Blood oozed like thick mud out of the deep gash in his leg, and Gromph found it ironic that it was Dyrr’s spell that seemed to be saving his life. The ring Gromph had been depending on didn’t seem to be functioning.
Nimor hit him again, and the cold of the magic rapier made Gromph stiffen even more. A breath caught in his throat, and his stomach convulsed until he was wrapped in a ball in the air. He tried to blink, but he had to close his eyes, pause, then slowly open them again.
He tried to turn you to stone
, Nauzhror said, his voice clear in Gromph’s groggy mind.
You’ve resisted it thus far, Archmage. Don’t let it in
.
Gromph turned his head slowly to the right—all he managed from an attempt to shake his head. The globe of protective magic that enveloped him disappeared, its energy spent. Gromph saw Dyrr draw himself up, only a few yards away. The lich cast a quick spell, and a flurry of green and red sparks, each as long as an arrow, streaked at him. Gromph managed to move his leg and extend his arm but couldn’t get his jaw to open fast enough to utter the command word. The bolts of Weave energy smashed into him, burning him, shocking him, making him twitch, making his muscles extend then contract. The archmage’s skin rippled, and his joints popped.

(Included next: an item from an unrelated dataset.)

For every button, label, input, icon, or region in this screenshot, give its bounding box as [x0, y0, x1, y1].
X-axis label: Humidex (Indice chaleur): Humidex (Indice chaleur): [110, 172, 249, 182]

It was painful, and he was bleeding in wide, hot sheets across his thigh, which was open to the bone. He could move again but not fast enough to avoid the centipede.
The insect reared up, its massive pincers wide open, and closed on him in a lunge. Gromph hung in the air barely within its reach. The pincers came down and came together over his already wounded thigh.
Gromph felt himself tugged down by the centipede, then something gave and he bobbed back up. Before taking stock of his new wound, he levitated farther up, dimly aware that he was trailing something. He cast a spell even as Nauzhror and Prath shouted into his head. Something was wrong, but he needed to finish the spell before he could do anything else. He had to get rid of the centipede or it would eat him piece by piece while the damned lich stood by safely watching.